Monica Hellstrom

Monica Hellstrom

(She/Her) • Sweden, Stockholm

Biography Interview

Monica Hellström is an illustrator working from Sweden and the UK, with many years in the field. Her distinctive style strikes a balance between the stylized and the realistic, combining organic linework with splashes of bright color, to create a graphic, yet intimate and emotional effect.

She is particularly popular as a portrait illustrator. With seemingly small means, her images capture the personality of her subjects without compromising their dignity and integrity. She has also often been engaged for product illustration, such as food, clothing, and interior design, as well as fauna and flora. She treats these with the same attention and respect as her portrait subjects, lending them personality, elegance, and a splash of fun. Among her clients are high-profile magazines and book publishers across North America, Europe and the UK. She has also done pro bono work for non-profit organisations promoting social issues that she is passionate about, such as racial and sexual equality.


Monica Hellstrom

Your pronouns
She/her

How do you define your identity? Do you identify with (or advocate for) any marginalized communities?
I am a privileged normie: cis, white, and middle class. But my sympathies are strongly with marginalised groups, especially in terms of gender and race.

Where is home?
Oxford and Stockholm

Describe your illustration style in one sentence
Graphic, with a combination of sensitive hand-drawn lines and flat colour swashes. 5. What lights your soul on fire?

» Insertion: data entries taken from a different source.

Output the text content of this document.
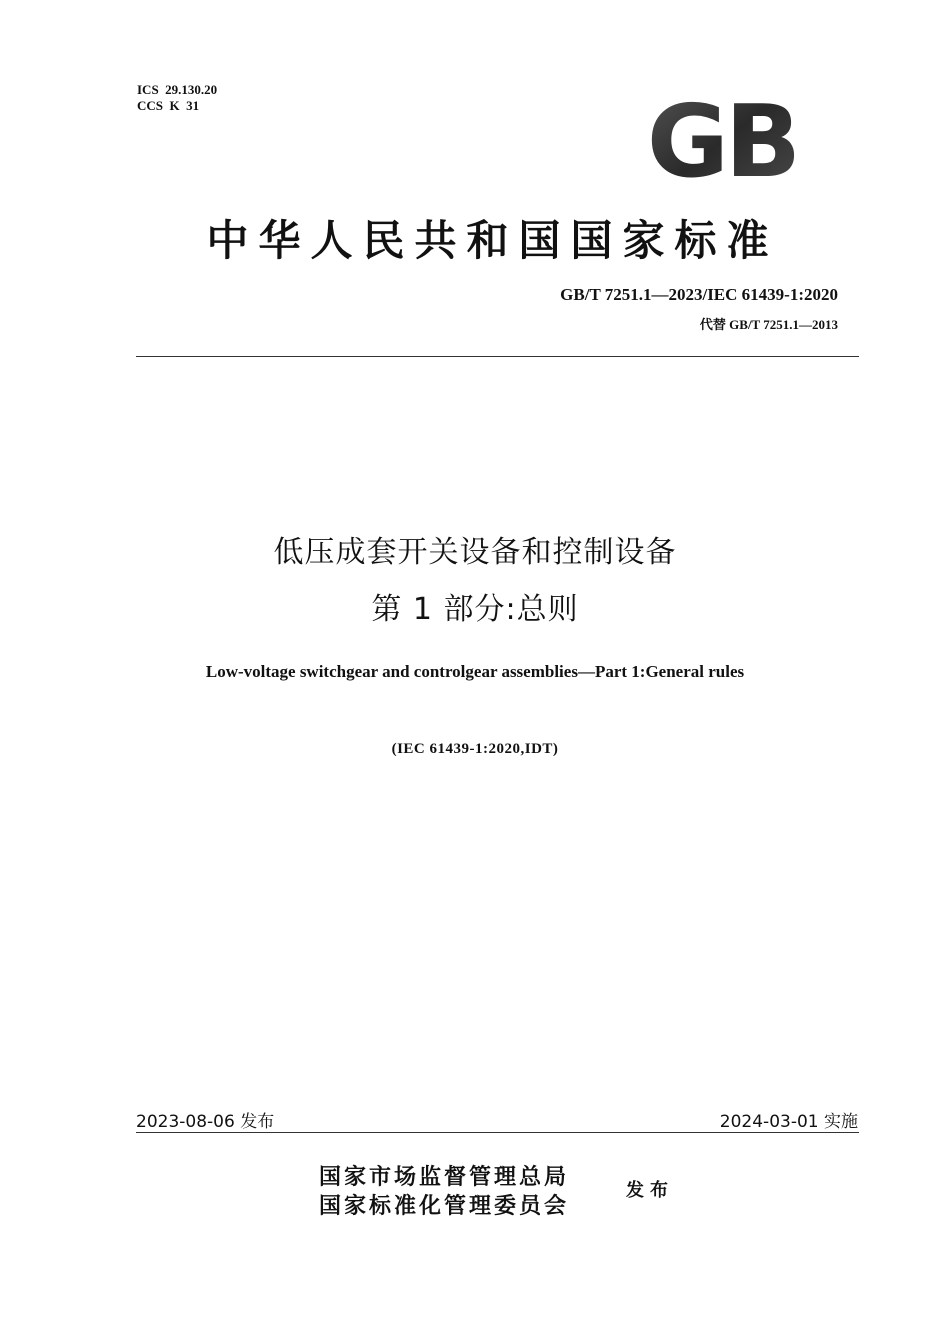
ICS  29.130.20
CCS  K  31	GB
中华人民共和国国家标准
GB/T 7251.1—2023/IEC 61439-1:2020
代替 GB/T 7251.1—2013
低压成套开关设备和控制设备
第 1 部分:总则
Low-voltage switchgear and controlgear assemblies—Part 1:General rules
(IEC 61439-1:2020,IDT)
2023-08-06 发布	2024-03-01 实施
国家市场监督管理总局
国家标准化管理委员会
发布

Music, art, and things that grow.

What themes do you enjoy exploring in your illustrations?
I love drawing people, but also animals, flowers, furniture, and food. I like to go really close onto my motifs, but I also like to create patterns, and to draw lettering.

What techniques do you use?
Pen and gouache, as well as Photoshop.

How much of yourself and your own story can we see in your work?
I am visible in my work in my aesthetic, and in the sense that I invite the viewer to see the world through me.

Is there an unmistakable thread in your creative work?
I always try to love something about my subjects, even difficult ones. My palette is recognisable, crisp and with a lot of white and black.

What do you want to be known for?
Simplicity, sympathy, colour and a bit of style.

Which projects excite you most?
The best ones are the ones where you have a good partner on the client side, with trust on both sides. Some images are almost co-creations, and those are often among my best.

What is your dream gig?
I would love to be able to develop fabric patterns.

Where, when and how do you best create?
I am most creative in mornings and evenings. I prefer working at home, with all my comforts around me.

How has your style evolved since you started?
My style has become cleaner and more mature and realistic, but in many ways it remains the same..

What do you find most challenging in your practice or in the illustration industry?
Being freelance, with all its uncertainty, loneliness, and poor pension plans, is probably the most difficult aspect of my profession. But it can also be liberating, and having a good agent gives you a professional family, which really helps.

How as being an illustrator changed your life?
It has defined my entire existence, not least in giving me a voice and a sense of my worth. I get the freedom to dwell among colours, and to create worlds!

Name a tool you can’t live without!
Photoshop

Tell us about a project you worked on that was meaningful to you as an artist.
I illustrated a story about how young women who had augmented their breasts had higher suicide rates. It has stayed with me a lot. The resulting illustration also helped me grow up as an artist, bringing me closer to my present style.

What influences or inspires your art?
I think my greatest inspiration are the colours I observe everywhere around me, in everything from art to supermarkets.

What would you tell your younger self?
Have fun, don’t worry about what people think, and learn more techniques! You don’t have to tell a story: the image can be enough!

Why do you think art speaks louder than words?
I like words too, but art is better at inviting the viewer to co-create. There is also something almost visceral in enjoying a visual thing, such as a beautiful colour combination, a sensory thrill that words cannot replicate.